On the hips and shoulders of this figurative shrine Simonini placed freshly cut flowers and candles and tied vertical lengths of thin, colored hemp rope from different vertices on the Catbox to the ceiling. Hanging plastic “THANK YOU” bags, like those one would receive from a NYC merchant, were folded to display just the repeated all-caps text and tiled together.

 

A series of line drawings adorn the Catbox, drafted by Simonini onto blank, prefabricated "Thank you" cards. They are themselves shrine-like compositions, created by repeatedly writing-drawing the eight letters which spell "Thank you." These constellations do not overlap, like alphabet soup, but branch outward to form limblike forms which themselves mimic the “architecture” of the Catbox.

 

Simonini continued to draw each composition until he himself felt thankful.

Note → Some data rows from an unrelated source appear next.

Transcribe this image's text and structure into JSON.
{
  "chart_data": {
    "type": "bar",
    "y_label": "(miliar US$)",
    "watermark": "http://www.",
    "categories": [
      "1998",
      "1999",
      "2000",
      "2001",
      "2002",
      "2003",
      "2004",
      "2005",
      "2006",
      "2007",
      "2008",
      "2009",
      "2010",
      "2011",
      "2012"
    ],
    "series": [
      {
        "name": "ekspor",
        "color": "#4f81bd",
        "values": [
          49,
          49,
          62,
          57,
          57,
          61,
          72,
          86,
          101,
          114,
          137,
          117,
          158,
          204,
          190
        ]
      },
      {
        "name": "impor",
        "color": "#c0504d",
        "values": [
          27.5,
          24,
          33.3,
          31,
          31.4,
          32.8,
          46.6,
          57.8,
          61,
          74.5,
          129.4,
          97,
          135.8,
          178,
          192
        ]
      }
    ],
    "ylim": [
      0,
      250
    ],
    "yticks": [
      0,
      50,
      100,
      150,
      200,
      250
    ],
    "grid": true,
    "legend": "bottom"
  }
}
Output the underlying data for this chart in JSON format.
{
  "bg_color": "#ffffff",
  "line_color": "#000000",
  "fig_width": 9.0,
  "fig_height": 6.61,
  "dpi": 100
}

This exercise loosely aligns with the concept of chaos magic, or results-based magic, in which the belief and psychological state of the practitioner is tantamount to the success of actualizing a desired outcome. It is the power of doing and feeling a thing to achieve a goal. It is a completely sincere means to telegraph the gratitude felt by Simonini — who, by the way, is now feeling much better.

 

 

Ross Simonini is an artist working in visual art, literature, dialogue and music. He has show work with Jack Hanley Gallery, Escolar, Shoot the Lobster, Kimberly Klark Gallery, Vacancy LA and the Sharjah Biennial. His first novel, The Book of Formation, was published by Melville House and he regularly contributes interviews to ArtReview and The Believer. Simonini makes music as ROOS and with NewVillager, who will release a suite of new music in the fall. He is a professor at Columbia University, where he is currently teaching a seminar on experimental process.

 

Evan Reiser is an artist and curator based in New York. He previously founded and operated the galleries City Limits in Oakland, CA and 💯 in San Francisco, CA. He is currently a director at Bortolami, New York.